Activists Voice Concern Following N. Korea's Release of US Journalists
By Jason Strother
07 August 2009
American journalists Laura Ling and Euna Lee are safely back home after more than four months imprisonment in North Korea. But human rights activists in South Korea are worried about what they may have left behind.
Laura Ling and Euna Lee were apprehended by North Korean border guards along the Chinese border in March. They were reporting on the trafficking of North Korean women who leave their impoverished homeland behind.
Human rights activists who operate in that region are concerned that when the two American journalists were picked up, they had with them the names, contact information and video footage of defectors and aid workers they met along the way.
Tim Pieters is a missionary in Seoul who oversees aid work in northeast China.
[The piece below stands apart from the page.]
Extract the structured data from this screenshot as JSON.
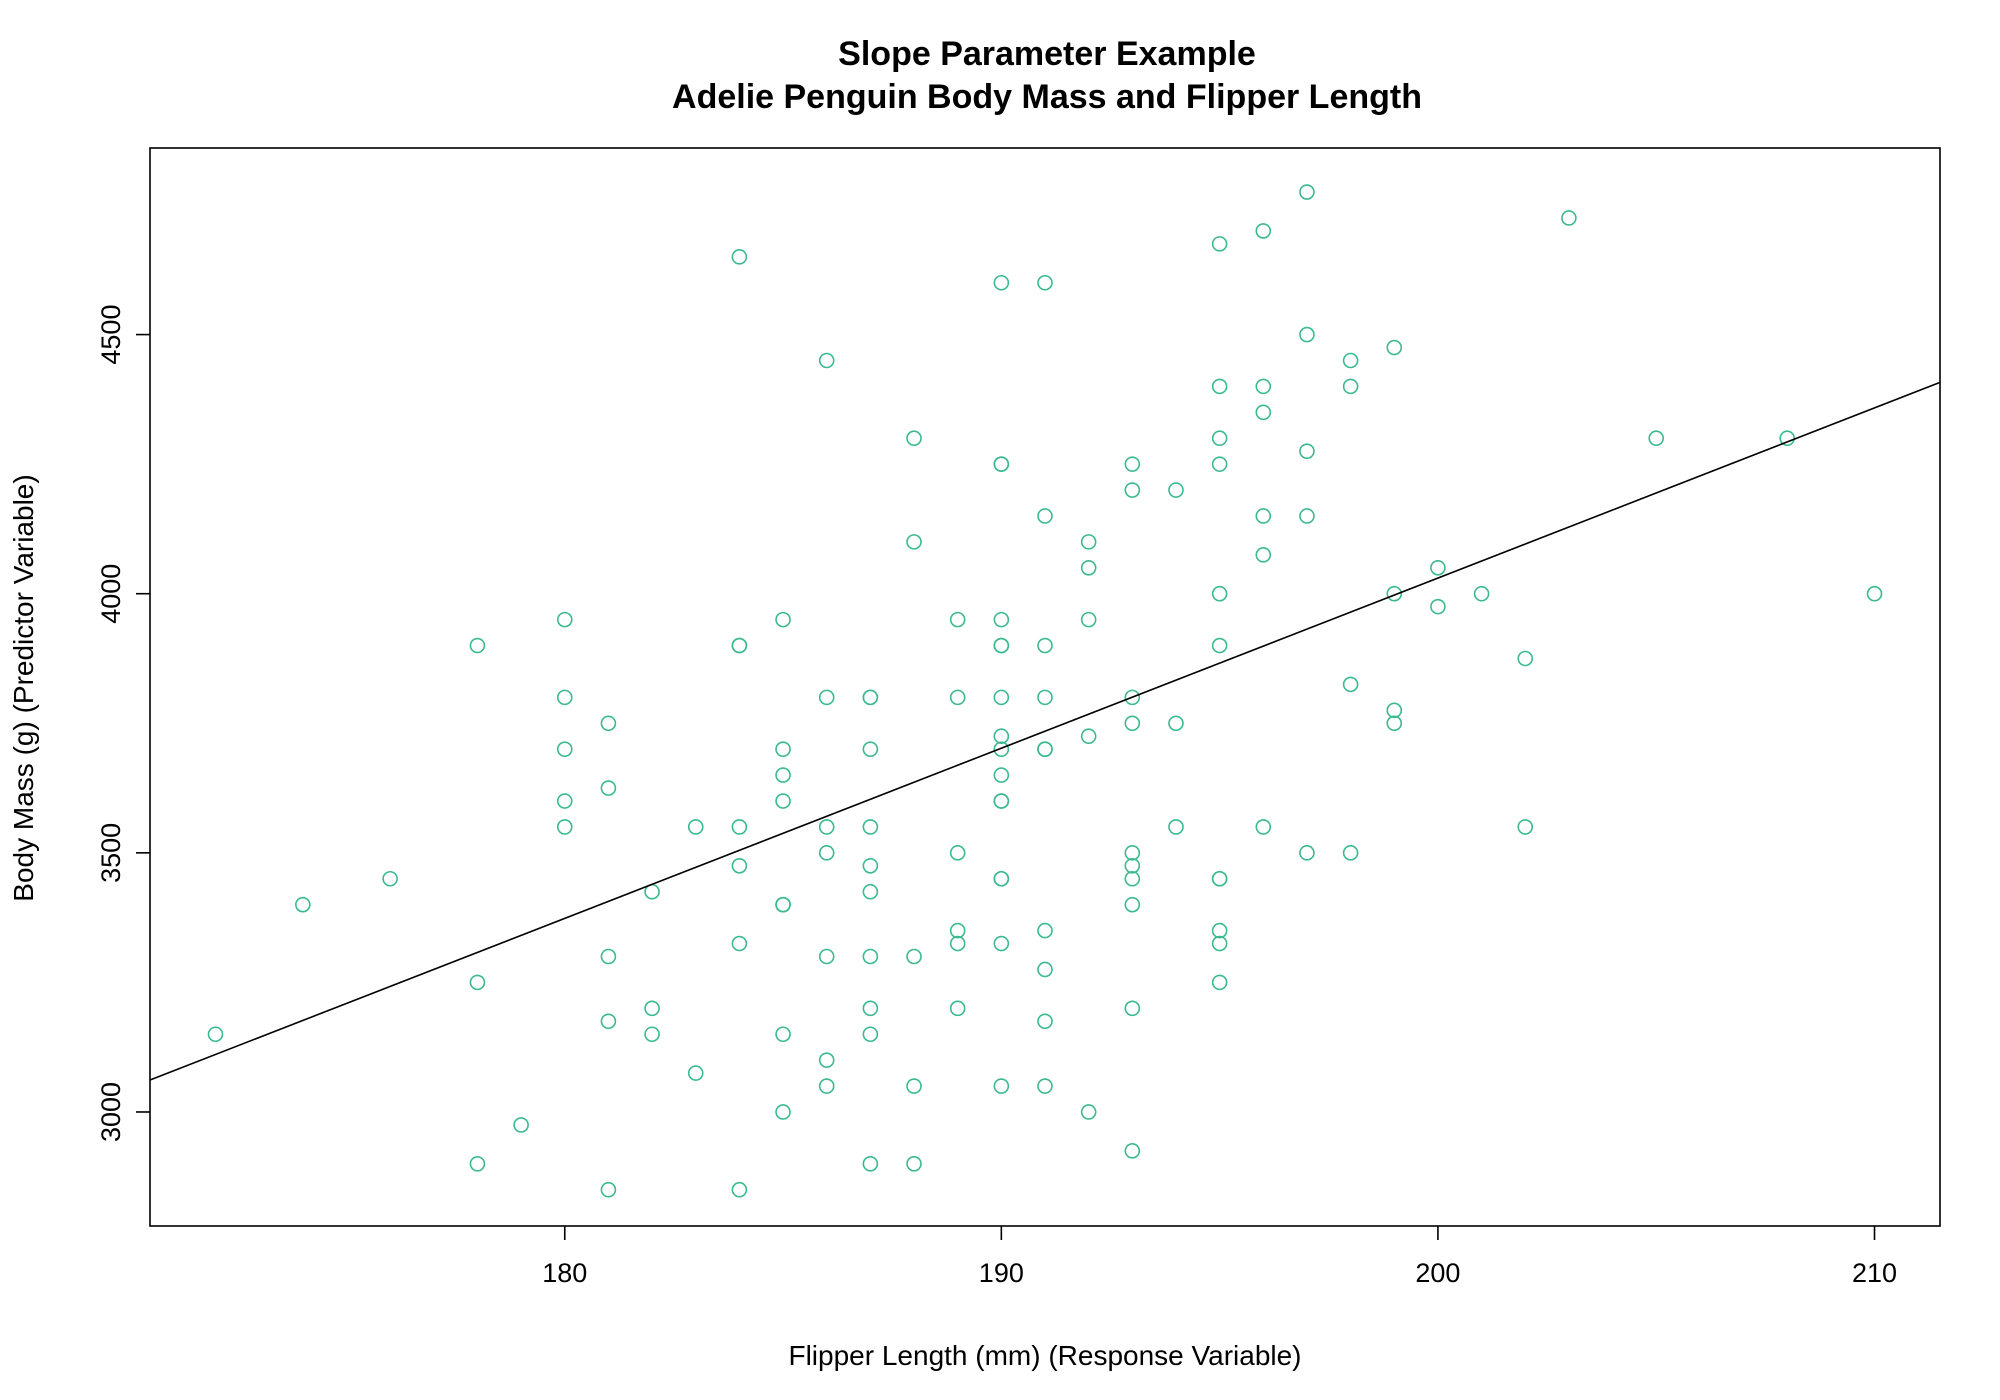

He says that some journalists put North Korean refugees at risk by interviewing them.
"To tell their story, means that they're documenting that they have knowingly and at great risk to themselves left North Korea," Pieters said. "They are putting on the record that they are against the North Korean regime and let's not forget the fact to leave North Korea without any permission, without a visa, is tantamount to a capital crime."
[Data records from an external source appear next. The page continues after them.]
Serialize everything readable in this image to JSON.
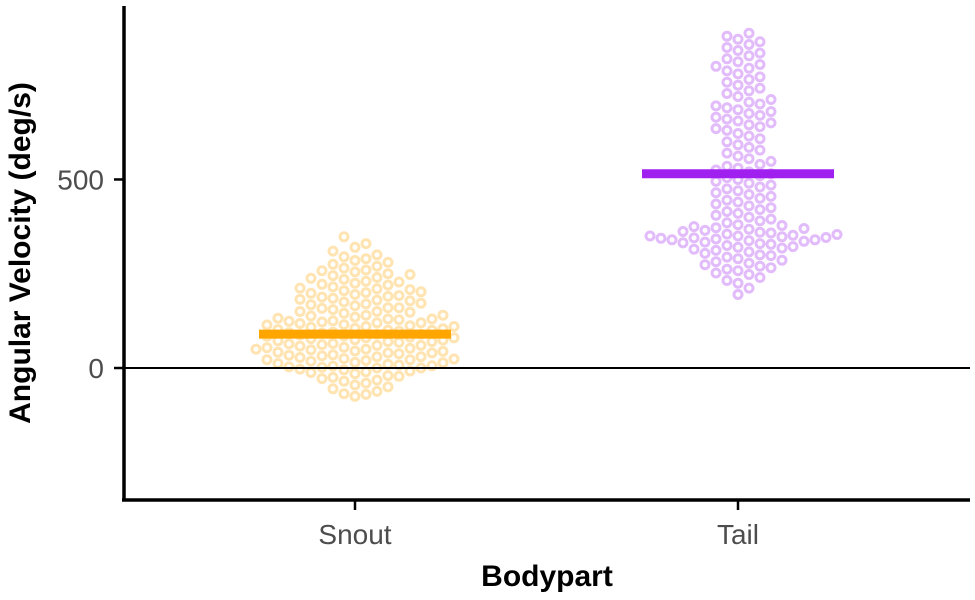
{
  "chart_data": {
    "type": "scatter",
    "subtype": "beeswarm",
    "xlabel": "Bodypart",
    "ylabel": "Angular Velocity (deg/s)",
    "categories": [
      "Snout",
      "Tail"
    ],
    "yticks": [
      0,
      500
    ],
    "ylim": [
      -350,
      960
    ],
    "grid": false,
    "reference_line_y": 0,
    "series": [
      {
        "name": "Snout",
        "color": "#FFA500",
        "mean": 90,
        "values": [
          -75,
          -70,
          -68,
          -62,
          -55,
          -50,
          -45,
          -40,
          -35,
          -32,
          -28,
          -25,
          -22,
          -20,
          -15,
          -12,
          -10,
          -8,
          -5,
          -3,
          0,
          0,
          2,
          3,
          5,
          6,
          8,
          10,
          12,
          14,
          15,
          18,
          20,
          22,
          22,
          24,
          25,
          28,
          30,
          30,
          32,
          34,
          35,
          38,
          40,
          40,
          42,
          44,
          45,
          48,
          50,
          50,
          52,
          54,
          55,
          58,
          60,
          60,
          62,
          64,
          65,
          68,
          70,
          70,
          72,
          74,
          75,
          78,
          80,
          80,
          82,
          84,
          85,
          88,
          90,
          90,
          92,
          94,
          95,
          98,
          100,
          100,
          102,
          104,
          105,
          108,
          110,
          110,
          112,
          114,
          115,
          118,
          120,
          120,
          122,
          124,
          125,
          128,
          130,
          130,
          132,
          135,
          138,
          140,
          140,
          145,
          148,
          150,
          150,
          155,
          158,
          160,
          160,
          165,
          168,
          170,
          172,
          175,
          178,
          180,
          182,
          185,
          188,
          190,
          192,
          195,
          198,
          200,
          202,
          205,
          208,
          210,
          212,
          215,
          220,
          222,
          225,
          228,
          230,
          235,
          238,
          240,
          245,
          248,
          250,
          255,
          258,
          260,
          265,
          270,
          275,
          280,
          285,
          290,
          295,
          300,
          310,
          320,
          330,
          348
        ]
      },
      {
        "name": "Tail",
        "color": "#A020F0",
        "mean": 515,
        "values": [
          195,
          212,
          225,
          232,
          240,
          248,
          252,
          258,
          262,
          266,
          270,
          274,
          278,
          282,
          286,
          290,
          294,
          298,
          300,
          304,
          308,
          312,
          315,
          318,
          320,
          322,
          325,
          328,
          330,
          332,
          334,
          336,
          338,
          340,
          340,
          342,
          344,
          345,
          346,
          348,
          350,
          350,
          352,
          354,
          355,
          358,
          360,
          362,
          365,
          368,
          370,
          372,
          375,
          378,
          380,
          385,
          390,
          395,
          400,
          405,
          410,
          415,
          420,
          425,
          430,
          435,
          440,
          445,
          450,
          455,
          460,
          465,
          470,
          475,
          480,
          485,
          490,
          495,
          500,
          505,
          510,
          515,
          520,
          525,
          530,
          535,
          540,
          548,
          555,
          562,
          570,
          578,
          585,
          592,
          600,
          608,
          615,
          622,
          630,
          635,
          640,
          645,
          650,
          655,
          660,
          665,
          670,
          675,
          680,
          685,
          690,
          695,
          700,
          705,
          712,
          720,
          728,
          735,
          742,
          750,
          758,
          765,
          772,
          780,
          788,
          795,
          800,
          805,
          812,
          820,
          828,
          835,
          842,
          850,
          858,
          865,
          872,
          880,
          888
        ]
      }
    ]
  }
}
Most refugees change their names after leaving North Korea and many refuse to have their picture taken. That is to protect family members, who could be punished by the Pyongyang government if it discovers their relative has defected.
China forcibly repatriates North Korea it finds on its territory. According to the testimony of other refugees, they are sent to labor camps as punishment.
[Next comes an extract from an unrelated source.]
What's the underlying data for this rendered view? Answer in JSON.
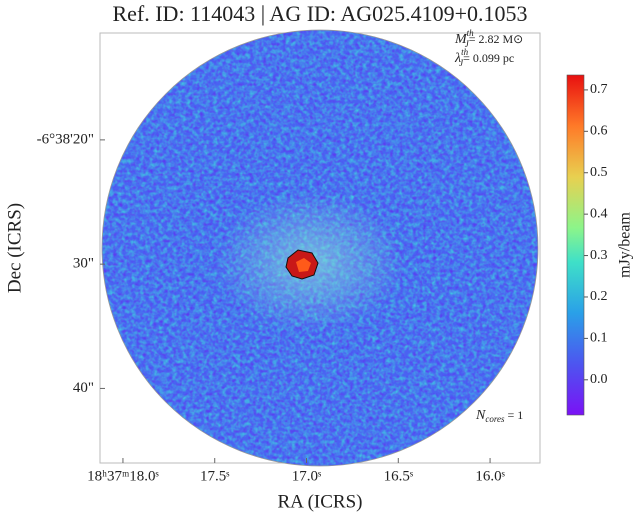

Pieters says for now, its unclear if any of the information that Lee and Ling may have had in their possession has been put to use by the North Korean authorities.
Pieters says in the past, both the Chinese and North Korean governments have sought out and arrested aid workers who help defectors travel along the so-called underground railroad to Southeast Asia.
And the detention of Ling and Lee has forced human rights groups to change the way they operate.
"It has raised so many flags in that region, without getting into specifics, it just simply means that security measures have to be redoubled," Pieters said. "This has become such a sensitive issue, that it complicates matters immensely for protecting the refugees. It's even more necessary to take things more underground and more precautions have to be taken."
Lee, Ling and Current TV, the network they report for, have not said whether the North Korean government confiscated any of their notes or video.